- Less than one in every thousand electrical contractors in the UK is female*.
- Male apprentices earn on average £7.10 per hour, while women earn just £6.85**
- According to the DfE***, in 2015-16, more than 72,000 male apprentices started programmes in engineering in England, compared with 6,260 women.
- By contrast DfE data*** shows 40% of all female apprentices started programmes in the health and social care sector, sectors which generally pay a lot less than STEM-related careers.
Unfazed by those statistics, apprentice electrician Gemma Scarlett, 22, from Dagenham is determined to carve a great career for herself in a sector she loves.
Gemma studies at Barking & Dagenham College one day a week and spends the other four days as part of the mechanical and electrical team at The London Borough of Barking & Dagenham.

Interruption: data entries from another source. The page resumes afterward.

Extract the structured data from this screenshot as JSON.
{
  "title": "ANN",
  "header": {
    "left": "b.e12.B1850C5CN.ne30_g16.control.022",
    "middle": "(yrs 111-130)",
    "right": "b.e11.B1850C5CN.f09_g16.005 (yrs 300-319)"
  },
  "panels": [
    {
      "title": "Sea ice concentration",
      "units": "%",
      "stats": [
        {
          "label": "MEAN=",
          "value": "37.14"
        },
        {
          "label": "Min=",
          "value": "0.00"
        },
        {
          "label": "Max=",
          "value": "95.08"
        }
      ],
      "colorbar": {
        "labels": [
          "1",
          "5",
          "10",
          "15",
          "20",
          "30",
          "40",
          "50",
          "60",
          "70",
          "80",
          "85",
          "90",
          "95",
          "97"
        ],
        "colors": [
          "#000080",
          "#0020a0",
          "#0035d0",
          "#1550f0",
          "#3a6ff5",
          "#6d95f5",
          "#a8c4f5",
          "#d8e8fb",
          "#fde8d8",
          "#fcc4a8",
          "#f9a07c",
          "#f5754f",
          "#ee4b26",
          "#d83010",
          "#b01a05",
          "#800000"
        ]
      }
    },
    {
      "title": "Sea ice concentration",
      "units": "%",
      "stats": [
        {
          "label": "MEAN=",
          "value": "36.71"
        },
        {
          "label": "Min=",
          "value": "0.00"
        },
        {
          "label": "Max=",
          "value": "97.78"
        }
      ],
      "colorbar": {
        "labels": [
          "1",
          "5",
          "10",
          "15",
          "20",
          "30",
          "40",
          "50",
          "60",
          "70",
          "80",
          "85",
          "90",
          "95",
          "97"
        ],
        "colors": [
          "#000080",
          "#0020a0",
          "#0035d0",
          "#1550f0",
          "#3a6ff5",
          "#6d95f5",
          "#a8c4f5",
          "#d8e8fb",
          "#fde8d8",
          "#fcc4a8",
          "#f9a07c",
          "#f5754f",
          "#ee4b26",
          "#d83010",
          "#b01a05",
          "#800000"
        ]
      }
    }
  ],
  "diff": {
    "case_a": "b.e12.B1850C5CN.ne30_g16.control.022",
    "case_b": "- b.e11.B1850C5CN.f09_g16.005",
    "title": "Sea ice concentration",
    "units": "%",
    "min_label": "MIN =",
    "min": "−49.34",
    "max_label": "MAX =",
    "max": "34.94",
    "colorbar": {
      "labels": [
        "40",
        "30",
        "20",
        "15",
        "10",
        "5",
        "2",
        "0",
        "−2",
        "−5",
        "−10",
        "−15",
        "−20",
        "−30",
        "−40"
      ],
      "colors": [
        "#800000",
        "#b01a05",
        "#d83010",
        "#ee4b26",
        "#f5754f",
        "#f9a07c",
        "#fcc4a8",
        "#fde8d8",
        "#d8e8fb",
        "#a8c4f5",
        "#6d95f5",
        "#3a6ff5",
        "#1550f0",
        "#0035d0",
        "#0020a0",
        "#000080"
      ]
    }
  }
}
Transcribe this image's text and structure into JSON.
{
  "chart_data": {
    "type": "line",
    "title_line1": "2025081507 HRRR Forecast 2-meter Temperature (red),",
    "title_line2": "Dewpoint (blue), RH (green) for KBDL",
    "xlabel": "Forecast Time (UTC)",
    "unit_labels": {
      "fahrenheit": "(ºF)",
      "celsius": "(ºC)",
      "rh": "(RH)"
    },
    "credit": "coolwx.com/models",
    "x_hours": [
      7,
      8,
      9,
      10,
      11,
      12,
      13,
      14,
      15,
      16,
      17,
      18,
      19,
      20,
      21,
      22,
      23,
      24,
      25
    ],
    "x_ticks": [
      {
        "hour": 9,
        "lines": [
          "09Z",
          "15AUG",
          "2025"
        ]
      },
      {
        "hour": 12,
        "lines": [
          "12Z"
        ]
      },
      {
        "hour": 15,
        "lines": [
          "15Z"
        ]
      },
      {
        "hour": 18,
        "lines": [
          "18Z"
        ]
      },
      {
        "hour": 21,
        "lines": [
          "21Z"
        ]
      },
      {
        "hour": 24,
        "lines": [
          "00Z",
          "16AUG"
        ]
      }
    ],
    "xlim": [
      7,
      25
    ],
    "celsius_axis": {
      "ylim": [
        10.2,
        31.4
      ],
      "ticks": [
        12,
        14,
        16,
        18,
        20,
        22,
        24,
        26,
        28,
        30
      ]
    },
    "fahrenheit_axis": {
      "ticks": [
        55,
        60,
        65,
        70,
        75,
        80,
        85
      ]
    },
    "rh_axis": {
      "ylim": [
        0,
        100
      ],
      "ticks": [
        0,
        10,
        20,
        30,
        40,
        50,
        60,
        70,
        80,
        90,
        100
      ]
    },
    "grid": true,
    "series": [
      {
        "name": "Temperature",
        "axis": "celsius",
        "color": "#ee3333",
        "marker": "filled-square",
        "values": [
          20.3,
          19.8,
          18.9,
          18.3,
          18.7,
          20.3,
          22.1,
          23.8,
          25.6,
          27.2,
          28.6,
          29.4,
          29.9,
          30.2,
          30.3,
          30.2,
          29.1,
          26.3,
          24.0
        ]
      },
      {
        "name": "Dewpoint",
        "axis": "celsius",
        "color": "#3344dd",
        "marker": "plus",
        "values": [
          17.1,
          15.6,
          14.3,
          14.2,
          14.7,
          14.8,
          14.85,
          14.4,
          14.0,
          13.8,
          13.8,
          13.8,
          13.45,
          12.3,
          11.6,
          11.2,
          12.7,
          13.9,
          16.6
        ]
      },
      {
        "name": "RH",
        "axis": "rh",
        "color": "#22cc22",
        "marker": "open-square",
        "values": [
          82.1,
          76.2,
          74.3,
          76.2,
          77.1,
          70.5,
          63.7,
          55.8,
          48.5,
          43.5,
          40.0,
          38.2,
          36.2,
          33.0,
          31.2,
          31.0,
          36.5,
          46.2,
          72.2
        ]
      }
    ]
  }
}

Keen to encourage other young women to follow in her footsteps, Gemma explains why she enjoys her job so much:
“Being an electrician for me was an excellent career choice; I am naturally very practical and no two days are the same. It is a very useful trade to have and there is a variety of work that I do daily which makes the job interesting. I am currently working in domestic properties on door entry systems as well as re-wiring vacant and occupied properties for the council. My mum was always encouraging me to get into construction from an early age, as I was always building and fixing things around the house. My dad is happy for me too, as he knows that this is a great opportunity for my future career prospects. I am very optimistic about the future, as long as I keep putting in the hard work. I am currently three years into a four year Apprenticeship with my final exam being late next year. I want to be really good at my job as an electrician and in the future, I hope to be a manager running my own business.”